I don't know what Jeff was doing before then but as soon as he appeared, he looked as confused as a man would at the sight of a lady boy.
"What?!" he asked. A thousand questions running through his face.
"TURN OFF THE WATER MAIN!" I shouted before rushing back upstairs to do some damage control, grabbing everything I could from the sink cupboard.
It's amazing how much water gushes out from a pipe in a matter of minutes. Soon, Jeff and I were busy mopping the floor, laughing about how funny he looked just then. I wasn't really worried about any damage. I reckon we acted pretty quick and controlled the situation in no time at all.
If anything, I was grateful it happened when it did and we were both at home. Otherwise, that would've been a complete and utter catastrophe.
For all his cray, Jeff is an awesome partner to have. He's pretty handy around the house, which saves us a lot of money from professional call out fees. Not only can he assemble all kinds of furniture without looking at instruction diagrams, but he managed to fix our busted pipe without the aid of Youtube at all! He simply drove out to Bunnings, came back with a new tapware set, started to tinker with it, realised that he bought the wrong pipe length because he didn't bring the old one as sample like I told him to, drove out to Bunnings again, came back to tinker with it again, and eventually replaced the system successfully.
All by himself!
Meanwhile, my humble contribution was to show him my moral support, as well as the pictures of his plumber's crack that I took while I was busy giving him my moral support.

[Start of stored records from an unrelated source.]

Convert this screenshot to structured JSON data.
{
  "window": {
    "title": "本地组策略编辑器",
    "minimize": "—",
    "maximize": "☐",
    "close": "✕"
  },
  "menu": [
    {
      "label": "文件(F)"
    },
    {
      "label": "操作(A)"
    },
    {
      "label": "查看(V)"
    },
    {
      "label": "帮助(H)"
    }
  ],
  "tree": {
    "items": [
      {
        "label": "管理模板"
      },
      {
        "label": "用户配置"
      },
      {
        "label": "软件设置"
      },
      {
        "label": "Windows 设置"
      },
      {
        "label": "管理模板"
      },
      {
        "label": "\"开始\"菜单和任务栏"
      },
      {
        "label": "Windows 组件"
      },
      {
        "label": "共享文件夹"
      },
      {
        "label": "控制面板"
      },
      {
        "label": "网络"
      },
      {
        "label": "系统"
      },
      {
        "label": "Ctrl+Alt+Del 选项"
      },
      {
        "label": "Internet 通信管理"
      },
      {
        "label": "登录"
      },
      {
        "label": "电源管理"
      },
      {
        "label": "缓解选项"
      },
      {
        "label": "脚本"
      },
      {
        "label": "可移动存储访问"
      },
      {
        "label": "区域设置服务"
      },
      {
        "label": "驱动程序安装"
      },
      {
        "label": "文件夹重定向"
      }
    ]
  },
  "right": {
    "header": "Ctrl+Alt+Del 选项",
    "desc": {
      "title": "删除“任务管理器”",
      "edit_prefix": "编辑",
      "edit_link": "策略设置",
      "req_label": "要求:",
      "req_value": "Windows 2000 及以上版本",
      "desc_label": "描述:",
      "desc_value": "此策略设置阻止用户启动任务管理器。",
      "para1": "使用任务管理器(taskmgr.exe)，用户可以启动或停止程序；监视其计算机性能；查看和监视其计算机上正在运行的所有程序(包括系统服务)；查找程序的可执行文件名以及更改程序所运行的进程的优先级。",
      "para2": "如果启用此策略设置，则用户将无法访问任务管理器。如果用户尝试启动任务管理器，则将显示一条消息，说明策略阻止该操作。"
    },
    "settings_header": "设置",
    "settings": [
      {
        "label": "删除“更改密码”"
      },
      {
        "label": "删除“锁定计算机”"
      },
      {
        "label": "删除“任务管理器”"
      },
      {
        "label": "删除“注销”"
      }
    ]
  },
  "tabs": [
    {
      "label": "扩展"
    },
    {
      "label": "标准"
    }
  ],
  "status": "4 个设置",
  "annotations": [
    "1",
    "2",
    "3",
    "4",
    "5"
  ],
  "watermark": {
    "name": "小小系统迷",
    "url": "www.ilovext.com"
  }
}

When everything was sorted and our adrenaline levels were back to regular programming roasting each other because our sense of humour is what's keeping our marriage alive and hanging on that one single thread, he decided he deserved a lok lak for all his hard yakka.
So off to Springvale we went.
And found ourselves right in the thick of the Lunar New Year Festival.
The ferris wheel a suggestive metaphor of the ups and downs of married life and how sometimes you just have to sit there and enjoy the ride even though the scenery is shit because you already paid good money for it and they don't accept refunds.
For what it's worth, the sunset behind Jeff was breathtaking.
But he kept blocking the goddamn view!